In the summer of 2001, she had emergency brain surgery, which likely saved her life.
Rohlinger’s neurosurgeon neighbor, Dr. Sanford Wright, performed the surgery.
In just one week, she went from being a healthy mother with two young kids to being partially paralyzed in a hospital bed with her priest administering last rites.
She knew her husband was strong enough to raise their daughter, Nicole, who was going into the second grade, and their son Scott, who was 4.
She also knew her kids needed a mom.
“It happened so fast, I really didn’t know what had hit me and where I was going,” said Rohlinger, now 44.
Looking back, Rohlinger said the sudden illness has given her a greater appreciation for life and family.
It started when her left hand went numb while steering a bumper boat ride during a weekend getaway in Canada.
The next day her hand began intermittent fits of shaking.
Her mother stopped by her house to visit in the morning when Rohlinger felt the shaking coming on again.
“Hey, I’ve had this strange shaking in my hand.” That’s the last thing she remembers saying before losing consciousness and suffering a grand mal seizure.
She had a computer tomography scan, which showed a spot on her brain. Her spot was in the same place where her late father developed cancer.
Even so, not much could be determined. She scheduled an appointment a few weeks later with the neurological specialist.
She was placed on anti-seizure medication. Her condition deteriorated.
Her left arm became weak and her left foot dragged a bit when she walked. She knew it was serious.
That’s when her uncle Lon Welly, a chiropractor who also lives on 34th Street, did some strength testing and determined that she needed immediate attention.

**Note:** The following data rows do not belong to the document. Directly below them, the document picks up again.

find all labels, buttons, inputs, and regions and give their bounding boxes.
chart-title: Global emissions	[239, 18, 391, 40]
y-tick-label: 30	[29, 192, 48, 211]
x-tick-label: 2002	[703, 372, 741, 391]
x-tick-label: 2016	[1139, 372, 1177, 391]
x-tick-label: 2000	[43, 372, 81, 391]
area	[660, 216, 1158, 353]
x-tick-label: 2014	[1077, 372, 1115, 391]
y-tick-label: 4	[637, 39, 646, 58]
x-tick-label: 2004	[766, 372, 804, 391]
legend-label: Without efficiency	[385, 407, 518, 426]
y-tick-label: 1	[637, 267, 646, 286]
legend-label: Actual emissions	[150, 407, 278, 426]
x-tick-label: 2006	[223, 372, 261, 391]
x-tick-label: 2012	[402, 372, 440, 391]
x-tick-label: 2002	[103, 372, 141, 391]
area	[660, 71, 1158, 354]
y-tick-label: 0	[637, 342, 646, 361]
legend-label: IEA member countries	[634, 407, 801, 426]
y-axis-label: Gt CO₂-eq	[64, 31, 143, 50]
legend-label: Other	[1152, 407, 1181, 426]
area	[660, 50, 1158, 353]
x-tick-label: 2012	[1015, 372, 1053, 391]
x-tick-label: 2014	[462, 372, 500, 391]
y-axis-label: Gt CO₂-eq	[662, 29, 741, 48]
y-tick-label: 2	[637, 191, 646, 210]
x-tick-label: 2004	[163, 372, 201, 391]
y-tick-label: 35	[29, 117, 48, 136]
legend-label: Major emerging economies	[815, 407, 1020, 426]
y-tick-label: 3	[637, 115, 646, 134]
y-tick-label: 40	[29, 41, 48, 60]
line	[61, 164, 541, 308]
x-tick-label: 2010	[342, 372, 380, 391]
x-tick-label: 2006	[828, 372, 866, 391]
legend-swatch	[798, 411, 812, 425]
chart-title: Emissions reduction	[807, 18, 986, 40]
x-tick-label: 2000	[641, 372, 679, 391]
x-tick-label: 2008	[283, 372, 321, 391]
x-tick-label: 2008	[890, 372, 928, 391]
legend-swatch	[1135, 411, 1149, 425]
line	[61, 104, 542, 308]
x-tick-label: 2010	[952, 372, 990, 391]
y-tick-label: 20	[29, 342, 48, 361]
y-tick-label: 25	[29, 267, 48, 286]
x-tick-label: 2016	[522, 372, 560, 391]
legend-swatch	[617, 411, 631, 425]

Welly called Wright and set up an emergency appointment. Then she had a second major seizure, which this time left her paralyzed on her left side.
Wright determined that she was suffering from a bleeding brain and within hours had her on the surgery table.
Rohlinger recovered from her injuries and today lives happily with her family.
“When we are living through a miracle, we don’t always see it or appreciate it until afterward,” she said. “When I look back, I’m very thankful and I’ve been very blessed, no doubt, and lucky.”